Regardless of the kernel version or build options used, the behavior we saw on a 32-logical-core HVM instance on Amazon Web services was severely weighted toward a single process; there may be issues with Xen socket accept: https://serverfault.com/questions/272483/why-is-tcp-accept-performance-so-bad-under-xen

You can see our tests in great detail on the github issue we were using to correspond with the excellent Node.js team, starting about here: https://github.com/joyent/node/issues/3241#issuecomment-11145233

That conversation ends with the Node.js team indicating that they are seriously considering implementing explicit round-robin in Cluster, and starting an issue for that: https://github.com/joyent/node/issues/4435, and with the Trello team (that's us) going to our fallback plan, which was to use a local HAProxy process to proxy across 16 ports on each server machine, with a 2-worker-process Cluster instance running on each port (for fast failover at the accept level in case of process crash or hang). That plan is working beautifully, with greatly reduced variation in request latency and a lower average latency as well.

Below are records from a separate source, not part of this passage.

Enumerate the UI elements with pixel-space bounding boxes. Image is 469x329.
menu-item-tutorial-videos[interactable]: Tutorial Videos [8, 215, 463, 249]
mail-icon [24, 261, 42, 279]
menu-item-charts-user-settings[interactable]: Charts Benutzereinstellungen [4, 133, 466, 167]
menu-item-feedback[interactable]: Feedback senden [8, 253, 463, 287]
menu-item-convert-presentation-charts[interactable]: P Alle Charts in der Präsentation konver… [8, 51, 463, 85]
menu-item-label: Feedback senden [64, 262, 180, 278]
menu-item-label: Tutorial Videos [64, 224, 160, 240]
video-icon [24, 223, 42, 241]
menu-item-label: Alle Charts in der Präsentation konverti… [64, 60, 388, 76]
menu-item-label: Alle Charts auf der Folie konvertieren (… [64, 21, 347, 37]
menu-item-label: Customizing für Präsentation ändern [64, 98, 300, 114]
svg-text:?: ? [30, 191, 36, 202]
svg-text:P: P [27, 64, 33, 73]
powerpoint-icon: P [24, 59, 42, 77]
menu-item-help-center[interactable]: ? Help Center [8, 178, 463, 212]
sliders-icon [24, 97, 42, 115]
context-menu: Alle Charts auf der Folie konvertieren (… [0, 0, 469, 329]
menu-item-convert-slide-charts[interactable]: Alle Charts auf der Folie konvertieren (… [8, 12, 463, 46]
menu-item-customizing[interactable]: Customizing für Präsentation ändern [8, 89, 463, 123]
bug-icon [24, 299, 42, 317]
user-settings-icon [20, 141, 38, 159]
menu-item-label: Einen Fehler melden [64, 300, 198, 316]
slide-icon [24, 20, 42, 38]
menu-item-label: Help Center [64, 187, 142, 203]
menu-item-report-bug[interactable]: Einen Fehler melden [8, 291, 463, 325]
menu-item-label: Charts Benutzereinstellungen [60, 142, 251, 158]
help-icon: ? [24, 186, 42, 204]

There is a lot more to be said here, and I did NOT take the step of mailing the Linux kernel mailing list, as it was unclear if this was really a Xen or a Linux kernel issue, or really just an incorrect expectation of multiple accept behavior on our part.

I'd love to see an answer from an expert on multiple accept, but we're going back to what we can build using components that we understand better. If anyone posts a better answer, I would be delighted to accept it instead of mine.